Know’d not why I would cry in the breeze tender.
Tears soon give way to logical thought
and no longer can I remember,
and no longer my feelings cavort
like seed blown ‘round by the whirl of the wind.
Do I cry for the wind that smarts my eye,
or for the brown locks of the river
being brushed downstream
on a forced quest to deliver
what life it can sacrifice to Eve and Adam?
Know’d not how I did allow my soul to care.
My mind has ceased its disturbed wand’rin’
and I step back full of a strange superior air;
mocking those melancholy
fools who sip mead ‘til maudlin, despising
those who found solace in caring more.
Do I care that the summers stale air with its
sweet smell of eucalypt is poisoned by industry,
or that the roll’d earth draws back in fear,
leaving behind no grass, animal or tree and
only a wasteland as barren as myself remains?

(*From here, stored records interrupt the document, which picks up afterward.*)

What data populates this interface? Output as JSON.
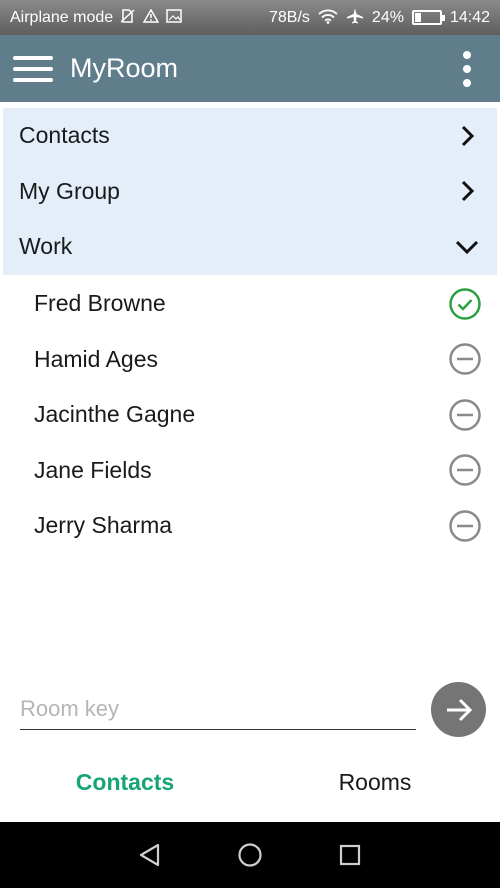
{
  "status_bar": {
    "left_text": "Airplane mode",
    "speed": "78B/s",
    "battery": "24%",
    "battery_level": 0.24,
    "time": "14:42",
    "icons": [
      "sim-icon",
      "warning-icon",
      "image-icon",
      "wifi-icon",
      "airplane-icon",
      "battery-icon"
    ]
  },
  "app_bar": {
    "title": "MyRoom",
    "icons": [
      "menu-icon",
      "more-vert-icon"
    ]
  },
  "groups": [
    {
      "label": "Contacts",
      "state": "collapsed",
      "icon": "chevron-right-icon"
    },
    {
      "label": "My Group",
      "state": "collapsed",
      "icon": "chevron-right-icon"
    },
    {
      "label": "Work",
      "state": "expanded",
      "icon": "chevron-down-icon"
    }
  ],
  "members": [
    {
      "name": "Fred Browne",
      "status": "online",
      "icon": "check-circle-icon",
      "color": "#2ea043"
    },
    {
      "name": "Hamid Ages",
      "status": "offline",
      "icon": "minus-circle-icon",
      "color": "#8a8a8a"
    },
    {
      "name": "Jacinthe Gagne",
      "status": "offline",
      "icon": "minus-circle-icon",
      "color": "#8a8a8a"
    },
    {
      "name": "Jane Fields",
      "status": "offline",
      "icon": "minus-circle-icon",
      "color": "#8a8a8a"
    },
    {
      "name": "Jerry Sharma",
      "status": "offline",
      "icon": "minus-circle-icon",
      "color": "#8a8a8a"
    }
  ],
  "room_key": {
    "placeholder": "Room key",
    "value": "",
    "submit_icon": "arrow-right-icon"
  },
  "bottom_tabs": [
    {
      "label": "Contacts",
      "active": true
    },
    {
      "label": "Rooms",
      "active": false
    }
  ],
  "nav_bar": {
    "icons": [
      "back-icon",
      "home-icon",
      "recents-icon"
    ]
  },
  "colors": {
    "app_bar": "#607d8b",
    "group_bg": "#e3eef9",
    "accent": "#17a673",
    "online": "#2ea043",
    "offline": "#8a8a8a"
  }
}
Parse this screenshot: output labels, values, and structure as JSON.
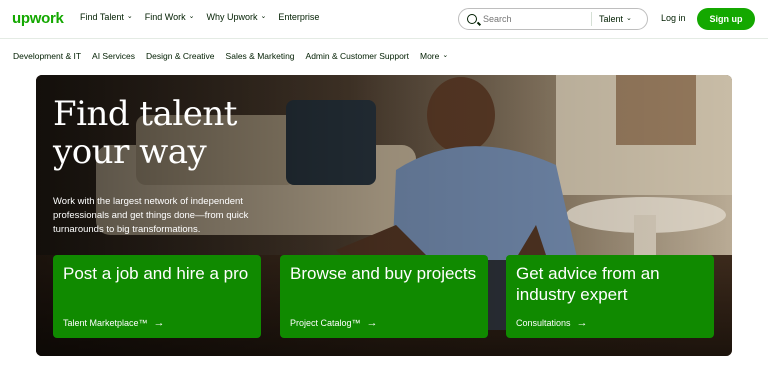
{
  "brand": {
    "logo": "upwork",
    "color": "#14a800"
  },
  "nav": {
    "links": [
      {
        "label": "Find Talent",
        "dropdown": true
      },
      {
        "label": "Find Work",
        "dropdown": true
      },
      {
        "label": "Why Upwork",
        "dropdown": true
      },
      {
        "label": "Enterprise",
        "dropdown": false
      }
    ],
    "search": {
      "placeholder": "Search",
      "scope": "Talent"
    },
    "login": "Log in",
    "signup": "Sign up"
  },
  "categories": {
    "items": [
      "Development & IT",
      "AI Services",
      "Design & Creative",
      "Sales & Marketing",
      "Admin & Customer Support"
    ],
    "more": "More"
  },
  "hero": {
    "title_line1": "Find talent",
    "title_line2": "your way",
    "subtitle": "Work with the largest network of independent professionals and get things done—from quick turnarounds to big transformations.",
    "cards": [
      {
        "title": "Post a job and hire a pro",
        "link": "Talent Marketplace™"
      },
      {
        "title": "Browse and buy projects",
        "link": "Project Catalog™"
      },
      {
        "title": "Get advice from an industry expert",
        "link": "Consultations"
      }
    ],
    "card_color": "#108a00"
  }
}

Know’d now that I care and cry for Sarah only.
So come tears, come, and we shall delight
in washing rhyme and reason from my lonely
being, and together we shall compare the bright
summer aureole to her stunning golden hair.
Note: I wrote this in my last year of High School. I think I was trying to impress my English teacher, who I may have had a crush on. Back then it was a mystery to me what this poem was about. With hindsight now, it’s clear to me: it’s about human destruction of this good earth, it’s about climate, pollution, change and above all, it’s about denialism.